Недавно лишь заметил я за ним привычку сутулиться. Между тем, привычка такая в нем, видать, очень давняя. Как-то попалась мне на глаза фронтовая фотография, на которой А.Т. беседует с Арсением Тарковским. А.Т. в шинели, на петлицах четыре «шпалы» полкового комиссара, но вот такой же – сутулящийся. Оба усмехаются, Тарковский, еще совсем молодой, без знаков различия – рядовой.
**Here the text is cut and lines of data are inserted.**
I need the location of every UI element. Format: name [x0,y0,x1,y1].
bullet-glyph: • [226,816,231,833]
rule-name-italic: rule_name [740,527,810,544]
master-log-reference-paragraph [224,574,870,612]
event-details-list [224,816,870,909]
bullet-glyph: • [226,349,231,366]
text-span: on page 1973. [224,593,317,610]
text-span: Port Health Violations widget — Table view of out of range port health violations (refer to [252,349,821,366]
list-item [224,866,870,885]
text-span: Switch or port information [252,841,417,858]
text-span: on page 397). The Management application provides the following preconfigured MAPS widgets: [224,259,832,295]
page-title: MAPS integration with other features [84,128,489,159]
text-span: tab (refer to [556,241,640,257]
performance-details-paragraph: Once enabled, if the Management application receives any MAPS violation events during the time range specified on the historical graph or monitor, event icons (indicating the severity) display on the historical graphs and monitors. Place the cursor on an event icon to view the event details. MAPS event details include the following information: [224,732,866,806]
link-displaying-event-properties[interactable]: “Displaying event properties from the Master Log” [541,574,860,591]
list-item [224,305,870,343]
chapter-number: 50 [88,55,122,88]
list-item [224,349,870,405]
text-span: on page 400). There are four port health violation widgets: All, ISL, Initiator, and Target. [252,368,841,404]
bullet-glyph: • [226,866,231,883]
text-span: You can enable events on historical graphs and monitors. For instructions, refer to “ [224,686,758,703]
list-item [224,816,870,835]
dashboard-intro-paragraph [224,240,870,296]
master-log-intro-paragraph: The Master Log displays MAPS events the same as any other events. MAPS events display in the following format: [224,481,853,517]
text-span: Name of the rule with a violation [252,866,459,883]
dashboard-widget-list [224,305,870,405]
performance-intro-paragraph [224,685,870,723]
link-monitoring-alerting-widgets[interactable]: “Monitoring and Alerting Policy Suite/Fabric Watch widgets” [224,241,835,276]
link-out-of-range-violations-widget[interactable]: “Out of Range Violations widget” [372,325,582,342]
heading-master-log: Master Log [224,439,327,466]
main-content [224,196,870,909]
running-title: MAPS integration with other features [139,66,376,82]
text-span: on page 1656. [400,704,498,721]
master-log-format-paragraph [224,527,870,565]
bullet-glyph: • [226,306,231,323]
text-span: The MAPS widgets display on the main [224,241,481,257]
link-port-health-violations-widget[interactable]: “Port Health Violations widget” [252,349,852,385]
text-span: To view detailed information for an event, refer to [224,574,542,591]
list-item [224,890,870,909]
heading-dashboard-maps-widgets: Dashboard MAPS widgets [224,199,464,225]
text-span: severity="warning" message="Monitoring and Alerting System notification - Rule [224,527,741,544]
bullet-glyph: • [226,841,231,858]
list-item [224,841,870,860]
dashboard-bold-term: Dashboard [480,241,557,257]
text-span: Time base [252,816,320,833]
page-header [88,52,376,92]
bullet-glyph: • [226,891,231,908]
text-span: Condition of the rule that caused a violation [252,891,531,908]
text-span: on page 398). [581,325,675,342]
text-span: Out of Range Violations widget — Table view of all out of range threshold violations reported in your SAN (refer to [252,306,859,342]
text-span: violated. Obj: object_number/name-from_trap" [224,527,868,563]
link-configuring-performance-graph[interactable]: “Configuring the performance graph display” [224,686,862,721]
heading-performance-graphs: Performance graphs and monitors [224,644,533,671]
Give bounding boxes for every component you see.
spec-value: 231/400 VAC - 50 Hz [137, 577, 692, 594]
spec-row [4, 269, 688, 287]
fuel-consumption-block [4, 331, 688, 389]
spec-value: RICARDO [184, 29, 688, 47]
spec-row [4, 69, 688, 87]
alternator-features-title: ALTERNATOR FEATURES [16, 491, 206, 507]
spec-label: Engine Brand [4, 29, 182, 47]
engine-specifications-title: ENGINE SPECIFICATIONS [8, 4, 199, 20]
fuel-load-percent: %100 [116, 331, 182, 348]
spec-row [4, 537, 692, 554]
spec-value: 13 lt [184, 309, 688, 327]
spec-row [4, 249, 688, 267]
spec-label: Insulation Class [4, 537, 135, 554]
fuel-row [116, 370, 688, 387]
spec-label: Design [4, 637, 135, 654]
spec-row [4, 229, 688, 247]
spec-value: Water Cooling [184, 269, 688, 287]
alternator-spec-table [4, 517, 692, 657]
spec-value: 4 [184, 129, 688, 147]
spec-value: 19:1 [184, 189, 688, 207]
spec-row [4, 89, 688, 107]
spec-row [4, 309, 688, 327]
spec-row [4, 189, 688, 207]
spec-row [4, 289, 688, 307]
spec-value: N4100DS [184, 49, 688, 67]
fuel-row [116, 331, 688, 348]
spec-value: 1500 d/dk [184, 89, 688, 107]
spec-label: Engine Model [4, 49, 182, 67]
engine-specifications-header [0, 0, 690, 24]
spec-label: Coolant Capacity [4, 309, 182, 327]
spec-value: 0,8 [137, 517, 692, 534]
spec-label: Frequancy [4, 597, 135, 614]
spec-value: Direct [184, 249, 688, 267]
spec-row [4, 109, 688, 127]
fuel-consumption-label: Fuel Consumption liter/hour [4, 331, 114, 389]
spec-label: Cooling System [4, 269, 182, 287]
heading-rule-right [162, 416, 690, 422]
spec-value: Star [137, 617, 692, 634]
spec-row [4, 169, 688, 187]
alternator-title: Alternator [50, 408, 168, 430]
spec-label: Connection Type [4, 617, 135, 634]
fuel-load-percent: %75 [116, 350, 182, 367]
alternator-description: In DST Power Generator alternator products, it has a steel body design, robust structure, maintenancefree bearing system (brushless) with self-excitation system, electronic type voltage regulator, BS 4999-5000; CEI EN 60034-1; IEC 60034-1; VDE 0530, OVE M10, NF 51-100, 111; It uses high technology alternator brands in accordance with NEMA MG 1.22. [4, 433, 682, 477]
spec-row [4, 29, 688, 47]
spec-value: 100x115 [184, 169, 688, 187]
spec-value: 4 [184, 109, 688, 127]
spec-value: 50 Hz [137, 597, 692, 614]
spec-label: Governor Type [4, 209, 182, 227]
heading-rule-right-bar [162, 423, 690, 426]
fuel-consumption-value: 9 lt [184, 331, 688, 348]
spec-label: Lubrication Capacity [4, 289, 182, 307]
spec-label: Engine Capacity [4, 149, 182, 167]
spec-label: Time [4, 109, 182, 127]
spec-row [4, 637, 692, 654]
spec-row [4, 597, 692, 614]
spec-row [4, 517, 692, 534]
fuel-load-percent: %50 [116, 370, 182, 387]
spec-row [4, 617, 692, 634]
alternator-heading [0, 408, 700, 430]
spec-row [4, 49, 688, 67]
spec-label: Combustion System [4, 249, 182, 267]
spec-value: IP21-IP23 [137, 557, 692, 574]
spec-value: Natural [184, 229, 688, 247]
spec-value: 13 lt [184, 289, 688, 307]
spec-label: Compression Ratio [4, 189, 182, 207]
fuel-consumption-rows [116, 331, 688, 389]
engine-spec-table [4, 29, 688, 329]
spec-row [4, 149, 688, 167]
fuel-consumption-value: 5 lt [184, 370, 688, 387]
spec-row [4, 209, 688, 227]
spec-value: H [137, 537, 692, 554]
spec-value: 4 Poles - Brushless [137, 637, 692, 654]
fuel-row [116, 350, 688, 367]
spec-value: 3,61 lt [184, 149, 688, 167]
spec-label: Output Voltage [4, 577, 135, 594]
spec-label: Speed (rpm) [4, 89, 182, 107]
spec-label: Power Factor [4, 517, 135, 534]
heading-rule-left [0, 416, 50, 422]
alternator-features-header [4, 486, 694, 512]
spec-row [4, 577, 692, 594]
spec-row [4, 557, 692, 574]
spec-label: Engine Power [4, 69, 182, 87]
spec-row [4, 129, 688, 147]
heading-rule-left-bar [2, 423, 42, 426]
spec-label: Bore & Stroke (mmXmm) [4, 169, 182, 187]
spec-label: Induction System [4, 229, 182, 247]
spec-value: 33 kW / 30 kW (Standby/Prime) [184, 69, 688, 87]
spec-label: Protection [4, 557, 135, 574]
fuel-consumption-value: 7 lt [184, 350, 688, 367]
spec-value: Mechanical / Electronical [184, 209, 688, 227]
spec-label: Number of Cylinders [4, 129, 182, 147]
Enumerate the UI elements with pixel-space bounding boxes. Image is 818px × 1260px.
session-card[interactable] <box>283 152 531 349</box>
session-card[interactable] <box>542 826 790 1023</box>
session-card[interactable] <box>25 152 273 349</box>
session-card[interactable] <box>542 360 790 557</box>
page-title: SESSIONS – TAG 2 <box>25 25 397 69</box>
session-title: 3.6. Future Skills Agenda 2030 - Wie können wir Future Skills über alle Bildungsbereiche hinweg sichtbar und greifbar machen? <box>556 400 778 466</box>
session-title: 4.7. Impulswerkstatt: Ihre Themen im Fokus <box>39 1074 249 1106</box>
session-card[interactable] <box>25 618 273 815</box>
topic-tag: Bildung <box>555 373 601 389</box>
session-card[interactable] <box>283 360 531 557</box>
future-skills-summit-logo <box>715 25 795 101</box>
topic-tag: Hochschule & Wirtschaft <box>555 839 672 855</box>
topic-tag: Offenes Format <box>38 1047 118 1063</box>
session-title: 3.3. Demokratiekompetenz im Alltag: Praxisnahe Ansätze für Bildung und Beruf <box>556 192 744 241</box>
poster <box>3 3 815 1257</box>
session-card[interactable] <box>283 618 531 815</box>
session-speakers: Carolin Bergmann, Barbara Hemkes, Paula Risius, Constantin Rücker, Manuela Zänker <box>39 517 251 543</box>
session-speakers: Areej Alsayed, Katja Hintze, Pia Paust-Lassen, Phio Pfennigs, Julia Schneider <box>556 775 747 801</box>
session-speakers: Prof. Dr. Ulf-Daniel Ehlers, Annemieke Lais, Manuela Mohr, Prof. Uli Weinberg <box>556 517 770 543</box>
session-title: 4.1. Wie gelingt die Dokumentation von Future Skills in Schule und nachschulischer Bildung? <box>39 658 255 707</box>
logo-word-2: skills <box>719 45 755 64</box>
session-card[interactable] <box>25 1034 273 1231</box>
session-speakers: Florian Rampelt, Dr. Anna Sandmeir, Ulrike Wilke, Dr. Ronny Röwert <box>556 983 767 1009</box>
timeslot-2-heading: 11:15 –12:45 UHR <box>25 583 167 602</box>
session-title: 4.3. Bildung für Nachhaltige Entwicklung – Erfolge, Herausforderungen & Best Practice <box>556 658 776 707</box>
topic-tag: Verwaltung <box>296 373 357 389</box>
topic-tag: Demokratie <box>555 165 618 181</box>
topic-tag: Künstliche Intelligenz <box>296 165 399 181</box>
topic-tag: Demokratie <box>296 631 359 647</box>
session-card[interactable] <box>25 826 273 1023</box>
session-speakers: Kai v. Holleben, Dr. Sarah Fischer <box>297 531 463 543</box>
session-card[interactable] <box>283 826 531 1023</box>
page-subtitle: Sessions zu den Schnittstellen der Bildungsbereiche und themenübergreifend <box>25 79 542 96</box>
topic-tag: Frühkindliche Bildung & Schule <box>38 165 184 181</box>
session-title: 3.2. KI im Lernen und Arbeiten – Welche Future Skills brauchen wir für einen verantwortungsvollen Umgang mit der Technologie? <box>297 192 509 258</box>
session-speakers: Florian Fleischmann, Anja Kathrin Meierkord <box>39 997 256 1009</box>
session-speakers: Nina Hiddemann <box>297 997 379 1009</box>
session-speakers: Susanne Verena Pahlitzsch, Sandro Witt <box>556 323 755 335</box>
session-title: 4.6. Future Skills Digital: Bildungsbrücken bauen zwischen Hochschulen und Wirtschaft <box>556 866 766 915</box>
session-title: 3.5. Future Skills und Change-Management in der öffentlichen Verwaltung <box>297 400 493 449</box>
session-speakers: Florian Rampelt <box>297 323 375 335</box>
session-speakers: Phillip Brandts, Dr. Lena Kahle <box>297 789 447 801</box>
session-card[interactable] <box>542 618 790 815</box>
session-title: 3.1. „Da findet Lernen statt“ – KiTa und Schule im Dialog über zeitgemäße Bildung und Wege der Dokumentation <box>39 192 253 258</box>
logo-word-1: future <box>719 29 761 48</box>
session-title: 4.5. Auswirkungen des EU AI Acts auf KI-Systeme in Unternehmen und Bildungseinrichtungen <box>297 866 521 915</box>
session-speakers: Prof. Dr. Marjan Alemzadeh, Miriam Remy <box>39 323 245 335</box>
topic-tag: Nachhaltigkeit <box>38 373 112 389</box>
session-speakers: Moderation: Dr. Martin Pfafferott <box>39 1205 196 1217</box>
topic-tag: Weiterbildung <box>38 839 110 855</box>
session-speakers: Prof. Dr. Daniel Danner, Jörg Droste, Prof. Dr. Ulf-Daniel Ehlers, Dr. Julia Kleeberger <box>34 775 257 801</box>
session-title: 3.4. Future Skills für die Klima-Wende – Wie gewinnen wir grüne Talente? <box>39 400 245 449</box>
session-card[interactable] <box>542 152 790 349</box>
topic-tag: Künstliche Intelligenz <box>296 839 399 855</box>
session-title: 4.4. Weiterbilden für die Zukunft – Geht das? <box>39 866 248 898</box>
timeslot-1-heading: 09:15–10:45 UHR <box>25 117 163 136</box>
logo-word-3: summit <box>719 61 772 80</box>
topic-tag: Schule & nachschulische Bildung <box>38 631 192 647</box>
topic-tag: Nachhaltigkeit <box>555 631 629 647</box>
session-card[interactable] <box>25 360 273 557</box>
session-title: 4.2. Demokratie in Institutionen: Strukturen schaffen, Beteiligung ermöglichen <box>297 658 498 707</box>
Солдаты…
Твардовский заговорил о значении для каждого писателя – помимо широкого жизненного опыта – некоего конкретного и главного опыта, главного для писателя «эмоционального пласта биографии». То ли из детства, то ли из юности.
– Понимаете, потом будет большая жизнь, сплошные перемены, много событий и впечатлений… А тот, «эмоциональный пласт опыта» – он как фундамент. Можно надстроить дом, возвести еще один-два или больше этажей, а фундамент все тот же. И что интересно, он, «фундамент», у писателя – не пассивный. Статика здесь – одна видимость! Весь дом, каждый этаж, все растет из фундамента, как из корней! Вы понимаете, Сент-Экзюпери, о чем бы ни писал, всегда говорил: «Я из моего детства». Маленький принц детства всегда был с ним, в нем – исток писателя, мечтателя, бойца. Между прочим, очень советую прочитать всего Сент-Экзюпери. Это даже как бы не литература, не писательская работа. Как бы вторая – или первая? – жизнь в слове. Он себя не считал «профессиональным писателем». Нет профессиональности и профессии – при такой любви. К жизни, к людям!
Вот и Воронов такого типа писатель. Не понять, где кончается жизнь, где начинается литература. Фундамент его прочный, уральский, металлургический. По сути – он лирик, мечтатель! Но самозабвенный, суровый и застенчивый, из любви к людям. Вообще литература, писательский труд – дело «застенчивое», «совестливое». Думается, до тех пор, пока писатель в чувстве народности не доходит до самозабвения. Высший труд – и высшее писательское счастье! Шолохов здесь – образец недосягаемый. Но – о Воронове. На его «уральском фундаменте», увидите, вырастут многие другие вещи! Вроде бы другие, непохожие. А фундамент все снизу высвечивает, из души… Даже жаль, когда это – «другое», хоть личность, конечно, остается. Вообще это печальный факт. Вот Воронов написал прекрасную вещь о голубях. Никогда так хорошо не писал… А эта новая повесть сделана словно из одного камня. Прекрасная повесть. Но вот и он ушел к голубям… При этом я ничего не могу о них сказать плохого. Воронов пишет о голубях, … но и до боли любит людей, они тоже прекрасно описаны в этой его повести, которая в сущности представляет собой ответвление от железнодольского романа. Это совсем другое, нежели пришвинские книги. Я честно признаюсь, что не люблю Пришвина, хотя природу он, конечно, знал. Но он был плохой, злой человек. И людей он не любил. Он мог написать прекрасно, красиво, и вы могли увидеть, как по засыпанному черемуховым цветом озеру плывет лодка и за ней остается глубокий след. Но это никакого отношения к человеку не имеет. А когда он писал о людях, а не о вальдшнепах и собаках, то люди у него совсем не получались. Все выдуманное, воображенное. И философ был никакой, хотя очень любил философствовать. И хорошо опишет прогретый летним солнцем, отдающий запахом муравьиного спирта, смолы муравейник, хорошо все опишет, но вдруг скажет: «Это как китайцы», – о муравьях, и чувствуешь, глупо до невообразимости. А у Воронова все по-другому, и его природоведение иного свойства, честное слово, он мог бы поспорить этой вещью с самим Аксаковым».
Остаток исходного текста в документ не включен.